Le forage consiste à miner dans le sol avec des
bèches et de barres des mines qu'ils appellent en leur langage
« Mungala » ou « Djobi ». Pendant cette
opération, une équipe peut faire 1 ou 2 jours soit plus pour
arriver à la couche minéralogique
appelée « Filon » ou le
« Kalolo »; qui est la présence des
minerais dans la cheminée (le puits).
Dans la cheminée il y a ce qu'ils appellent
« salon » : qui est un lieu où
les creuseurs clandestins viennent déposer les minerais et se reposer.
En descendant dans la cheminée, ils ont créé
des « bâtais » qu'ils appellent escaliers qui leur
permettent de descendre ou de sortir du puits.Pendant le forage, les creuseurs
clandestins sont bien structurés et organisés. Un groupe un
constitué de (d'un) :
· Un chef d'équipe : qui
coordonne les opérations, il est aussi chargé de négocier
avec les agents de sécurité en cas de flagrance.
· Un visionneur ; il est
chargé de contrôler le mouvement du site et des agents de
sécurité.
· Les remonteurs (Ba kapandisha):
c'est une catégorie de creuseurs clandestins qui remontent les colis de
minerais mis dans des sacs qui pèsent plus ou moins 10 à 25 Kg du
puits à la surface. Ils sont parfois appelés
« saliseurs » ou les
« aide-creuseurs ».
· Les transporteurs (ba kapapa) :
le mot kapapa veut dire transporter quelque chose par le dos. Dans le langage
des creuseurs clandestins, « ba kapapa » qui veut dire les
transporteurs des sacs des minerais de la mine jusqu'à la destination.
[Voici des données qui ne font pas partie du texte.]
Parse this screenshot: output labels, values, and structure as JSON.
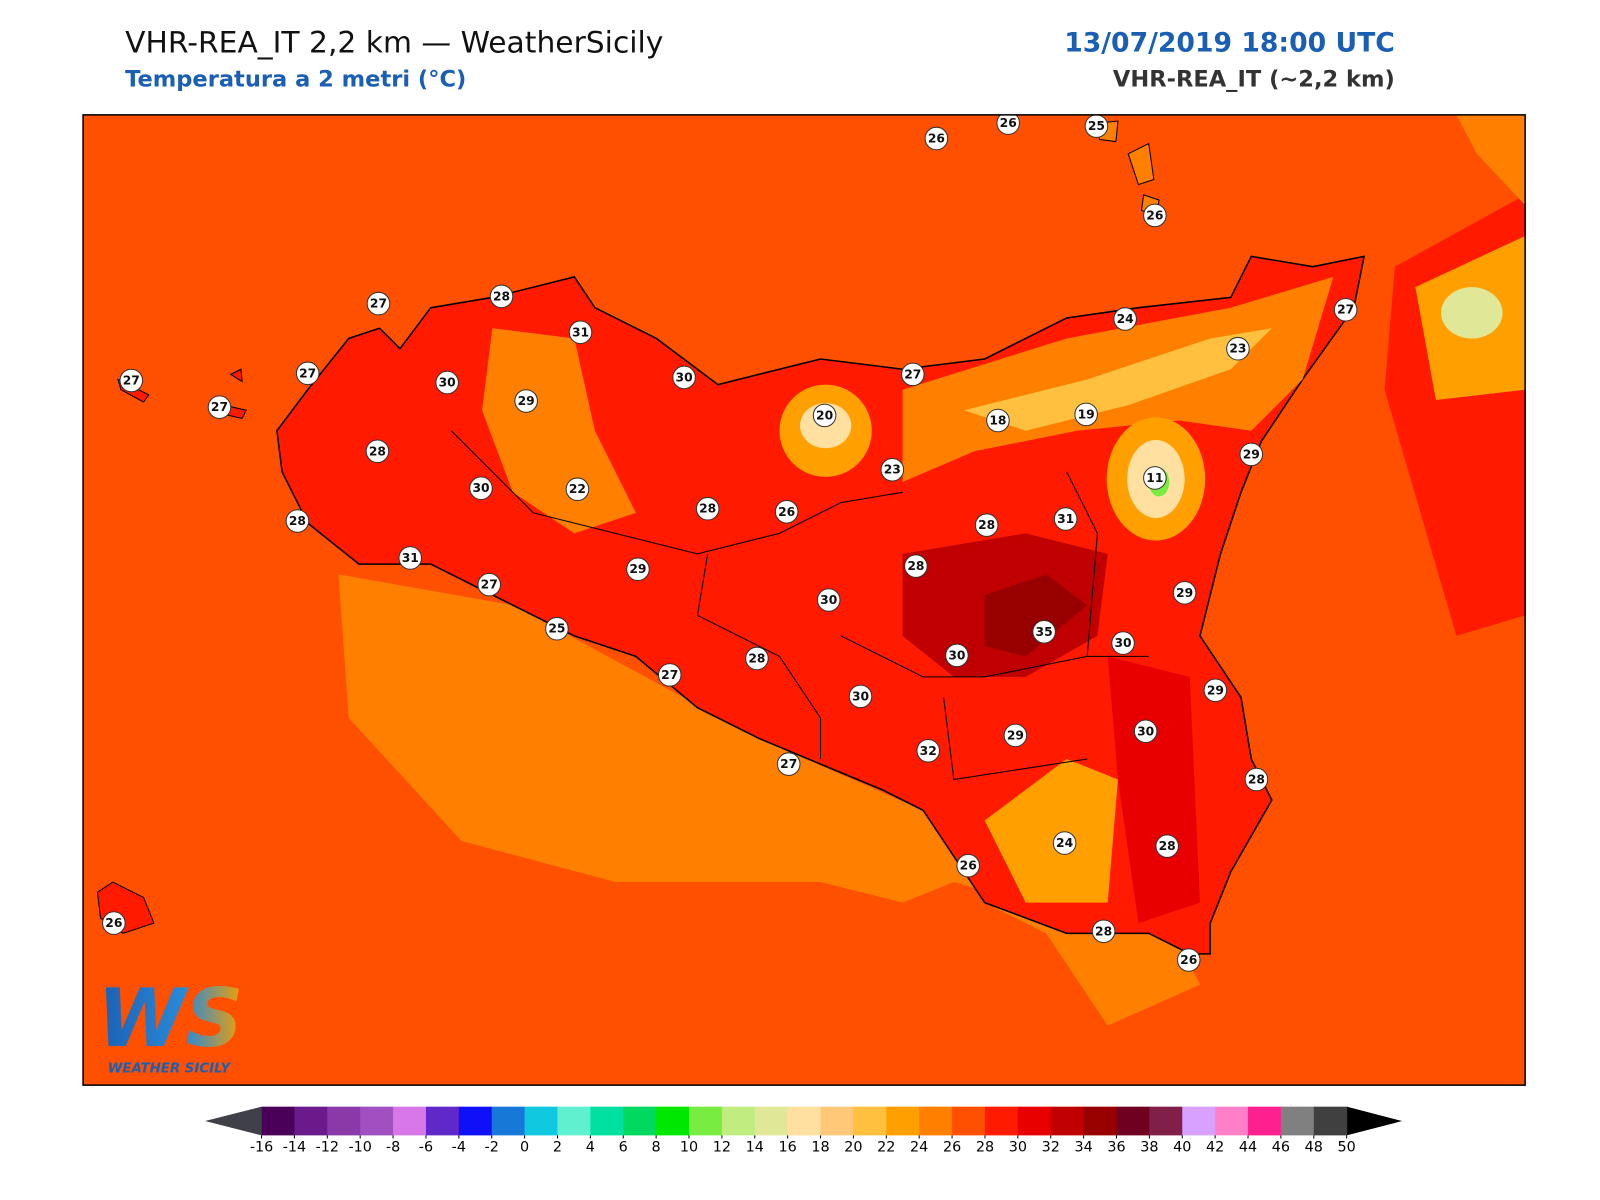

En dehors du site minier, ils font recours aux motards pour transporter les
sacs de minerais.
De tout ce qui précède, Dibwe Dia M.
(2OO2 : 33) estime que « les villes congolaises connaissent
depuis plus de trois décennies une prolifération
d'activités économiques diversifiées qui échappent
au contrôle du pouvoir politique ».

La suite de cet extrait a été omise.